The last day! Today was the first morning for me in eleven years of playing beach volleyball without having a cup of coffee beforehand to give me more energy. I’m 58 years old and although I’m used to playing two on two or three on three beach volleyball regularly, it is quite a workout, especially when we play for three hours straight. I’ve always felt that the coffee gave me a little more oomph, but I felt strong without it today.
Lunch was the second to last kitchari meal. In the afternoon my friends came over for our monthly Healing Intentions Circle. I had snacks for them, but I only drank a cup of tea. After the last person left it was time to heat up one last cleanse meal.

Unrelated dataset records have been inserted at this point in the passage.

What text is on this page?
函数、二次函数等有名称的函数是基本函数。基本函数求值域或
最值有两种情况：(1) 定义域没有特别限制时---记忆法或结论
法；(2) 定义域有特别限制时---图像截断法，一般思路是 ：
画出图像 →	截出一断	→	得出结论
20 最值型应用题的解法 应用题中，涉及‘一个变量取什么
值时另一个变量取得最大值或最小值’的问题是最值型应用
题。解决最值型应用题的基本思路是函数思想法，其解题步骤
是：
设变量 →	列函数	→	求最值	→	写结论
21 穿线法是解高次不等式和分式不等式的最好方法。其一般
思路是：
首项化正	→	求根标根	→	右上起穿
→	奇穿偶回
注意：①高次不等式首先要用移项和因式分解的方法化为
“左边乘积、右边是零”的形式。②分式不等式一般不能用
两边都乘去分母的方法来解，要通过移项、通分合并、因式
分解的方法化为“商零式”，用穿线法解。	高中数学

The next morning, my husband wanted to celebrate finishing the cleanse by taking me out to breakfast. My intuition told me a simple breakfast of a scrambled egg and a half a bagel at home would be a better idea, but he was so looking forward to this first breakfast out that I didn’t want to disappoint him. What would coffee taste like after four days of abstaining? What would eggs and blueberry pancakes taste like? It had only been four days, but I was ready to be done with kitchari for now. I’m glad I found out that I have the determination to give up the foods I like for a short time. Today I didn’t have a headache.
My husband was awake at 5:00 am, ready for what he called real food. Our favorite restaurant for breakfast, Village Café, doesn’t open until 6:00. We were there when the door opened for business and he ordered eggs, bacon, a biscuit and gravy and coffee. I had eggs, potatoes, salsa, one of my favorite blueberry pancakes and coffee – our usual breakfasts. It didn’t seem like we overdid it, but it turned out to be too much food, too soon.
After breakfast we went to Pismo to do our regular routine of fast walking from the parking lot at the SeaVenture Hotel north to the rocks at the end of the beach. We were starting the second part where we walk to the creek that lets out into the ocean, when suddenly, my husband told me he felt nauseous. I had him sit down on a rock for a while. Then we walked slowly back to the car at half our usual speed. By the time we reached the truck and after he sat and drank some water, he felt much better. Maybe it was the coffee or eating food that was too heavy.
I should have listened to my intuition. After talking to Holly, I now know you should slowly ease back into a normal healthy diet and eat simple cooked meals after a cleanse. It is also recommended to stay away from raw foods, refined sugar and all processed foods for the first week and gradually add back intense workloads, extreme hikes, traveling, and so forth.
So, what was my take on this cleanse? The first day after completion, I felt good, strong, maybe stronger than normal. Doing the Tibetan rites this first morning after the cleanse, they seemed easier and I felt lighter. I was still down a few pounds which was nice, but that wasn’t my reason for doing the cleanse. After that first restaurant breakfast, my stomach cramped a tiny bit and my stools were looser for a day or so.
Now, a few weeks later, I am aware that my digestion is definitely smoother. Before, if I ate late in the evening, my body didn’t have time to digest the food before going to bed and I wouldn’t sleep well through the night. I haven’t noticed this problem since the cleanse. Yes, I think I would do this cleanse again. For my husband, I’m not sure I’ll be able to bewitch him a second time around.